Mass. offers a REC success story
There are now 2,540 providers (and counting) enrolled in the state’s REC, out of 6,700 providers eligible for REC services, said Adetosoye, speaking at the “Heath IT: Improving Healthcare and the Economy” conference on May 10.
Forty-five percent of those providers work in the ONC’s priority setting of small practices (one to 10 providers); 10 percent work in public hospitals and 29 percent work in community health centers. And 114 providers are at go-live with e-prescribing and can generate electronic reports, aligned with state plans for meaningful use, she said.
“This is the prototype REC that you’re looking for.”
MeHI deserves accolades for going beyond MU to support additional quality programs coming from the federal level, said Adetosoye. “This isn’t easy. You need someone who’s going to walk you through the menu of core objectives, can explain the [patient-centered medical home] model, who can explain indemnification for Stage 2/3 meaningful use. The REC should be your trust advisor.”
Now, the hard part
The Massachusetts REC has made solid progress getting providers on board with EHR adoption, but there are some challenges ahead in getting data into federal and state public health systems, said James Daniel, MPH, public health coordinator at the ONC, during the presentation.
Eligible providers must choose one public health reporting option from the menu: either submitting electronic data to immunization registries or systems, or providing electronic syndromic surveillance data to public health agencies. Eligible hospitals have a third option: providing electronic lab results reporting to a public health agency.
The problem is that most states aren’t ready to accept ambulatory syndromic surveillance data, “so immunization registry [reporting] is really the only option for [most] states,” said Daniel. Some cities, including Boston, are accepting ambulatory data for syndromic surveillance, he added.
Massachusetts is ready to accept e-lab reporting as well as immunization registry data, according to Daniel.
For elecronic lab reporting, 80 conditions are reportable in Massachusetts, and hospitals must be able to pull these data on all of those and send them in the appropriate format—HL7 2.5.1. This presents another issue because most hospitals in the state use HL7 2.3.1 for exchange. Plans are under way to upgrade hospitals from HL7 2.3.1 to HL7 2.5.1 messages this summer to continue to meet meaningful use, Daniel said.
Similarly, the state has historically accepted syndromic surveillance data in CSV file format, but that doesn’t meet meaningful use criteria right now. Proposed national standards for hospital-based electronic data exchange are slated to be published next week, said Daniel, with a comment period to follow.
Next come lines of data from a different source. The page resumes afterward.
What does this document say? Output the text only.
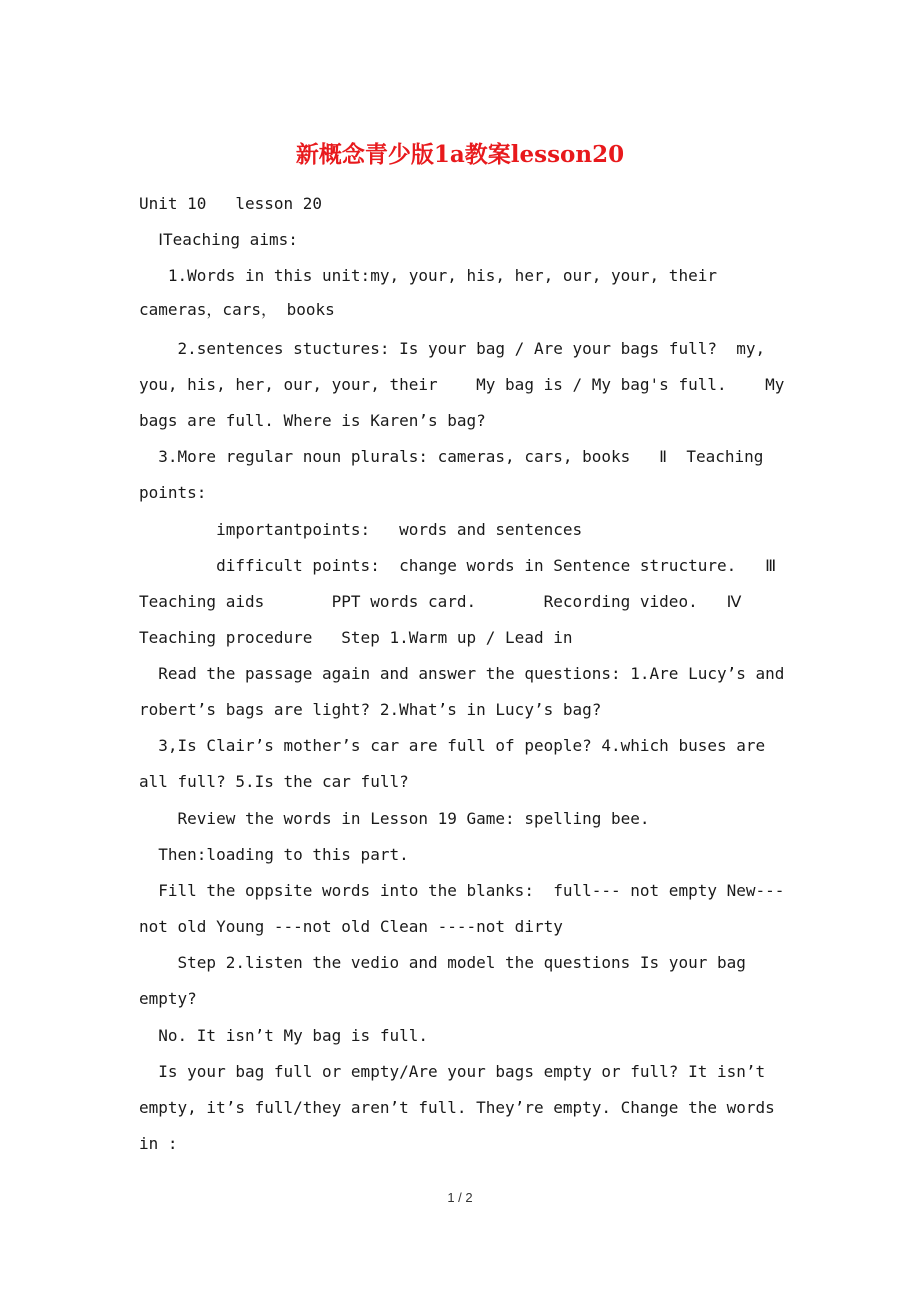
新概念青少版1a教案lesson20
Unit 10   lesson 20
ⅠTeaching aims:
1.Words in this unit:my, your, his, her, our, your, their
cameras，cars， books
2.sentences stuctures: Is your bag / Are your bags full?  my,
you, his, her, our, your, their    My bag is / My bag's full.    My
bags are full. Where is Karen’s bag?
3.More regular noun plurals: cameras, cars, books   Ⅱ  Teaching
points:
importantpoints:   words and sentences
difficult points:  change words in Sentence structure.   Ⅲ
Teaching aids       PPT words card.       Recording video.   Ⅳ
Teaching procedure   Step 1.Warm up / Lead in
Read the passage again and answer the questions: 1.Are Lucy’s and
robert’s bags are light? 2.What’s in Lucy’s bag?
3,Is Clair’s mother’s car are full of people? 4.which buses are
all full? 5.Is the car full?
Review the words in Lesson 19 Game: spelling bee.
Then:loading to this part.
Fill the oppsite words into the blanks:  full--- not empty New---
not old Young ---not old Clean ----not dirty
Step 2.listen the vedio and model the questions Is your bag
empty?
No. It isn’t My bag is full.
Is your bag full or empty/Are your bags empty or full? It isn’t
empty, it’s full/they aren’t full. They’re empty. Change the words
in :
1 / 2
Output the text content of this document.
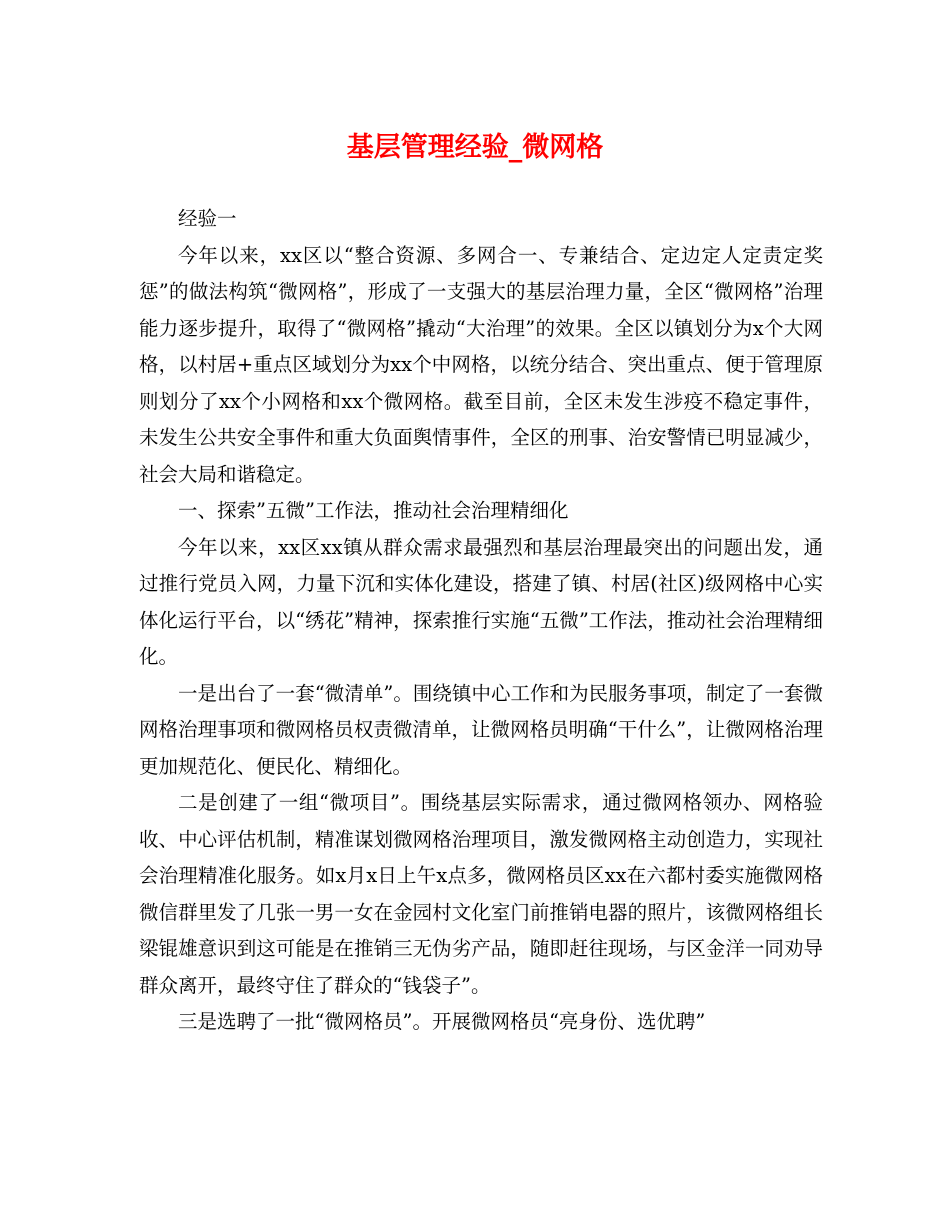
基层管理经验_微网格

经验一

今年以来，xx区以“整合资源、多网合一、专兼结合、定边定人定责定奖惩”的做法构筑“微网格”，形成了一支强大的基层治理力量，全区“微网格”治理能力逐步提升，取得了“微网格”撬动“大治理”的效果。全区以镇划分为x个大网格，以村居+重点区域划分为xx个中网格，以统分结合、突出重点、便于管理原则划分了xx个小网格和xx个微网格。截至目前，全区未发生涉疫不稳定事件，未发生公共安全事件和重大负面舆情事件，全区的刑事、治安警情已明显减少，社会大局和谐稳定。

一、探索”五微”工作法，推动社会治理精细化

今年以来，xx区xx镇从群众需求最强烈和基层治理最突出的问题出发，通过推行党员入网，力量下沉和实体化建设，搭建了镇、村居(社区)级网格中心实体化运行平台，以“绣花”精神，探索推行实施“五微”工作法，推动社会治理精细化。

一是出台了一套“微清单”。围绕镇中心工作和为民服务事项，制定了一套微网格治理事项和微网格员权责微清单，让微网格员明确“干什么”，让微网格治理更加规范化、便民化、精细化。

二是创建了一组“微项目”。围绕基层实际需求，通过微网格领办、网格验收、中心评估机制，精准谋划微网格治理项目，激发微网格主动创造力，实现社会治理精准化服务。如x月x日上午x点多，微网格员区xx在六都村委实施微网格微信群里发了几张一男一女在金园村文化室门前推销电器的照片，该微网格组长梁锟雄意识到这可能是在推销三无伪劣产品，随即赶往现场，与区金洋一同劝导群众离开，最终守住了群众的“钱袋子”。

三是选聘了一批“微网格员”。开展微网格员“亮身份、选优聘”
As for the immunization registry, providers must send a unidirectional message from their EHR to the state Department of Public Health that contains demographic information and information about the immunization. “That’s not great for the provider: You don’t get information back about the full [immunization] history, you don’t get any information about what shots are needed in future,” he said.
To obtain more comprehensive immunization information, Massachusetts providers can log in to a state portal. “We’re hoping to work with [other] RECs and communities of practice to find the best way to handle this,” said Daniel.
Creating a message is only one half of compliance—sending it is the other half, he added. “The ONC hasn’t set standards on transport mechanisms, that’s up to the states. And each state has slightly different way that they want to receive that information.”
The Massachusetts HIE is working to adopt the Direct framework as an information exchange mechansim. In addition, the ONC is working with the state’s REC to make sure providers and vendors have information on the Massachusetts immunization information system, how to get data into the system and how to access to the portal for other functions, said Daniel.
“We’re looking to work with data aggregators … or maybe we can start to develop regional or vendor-based data aggregators to send data to the Department of Public Health. So it’s the not responsibility of the provider,” he concluded.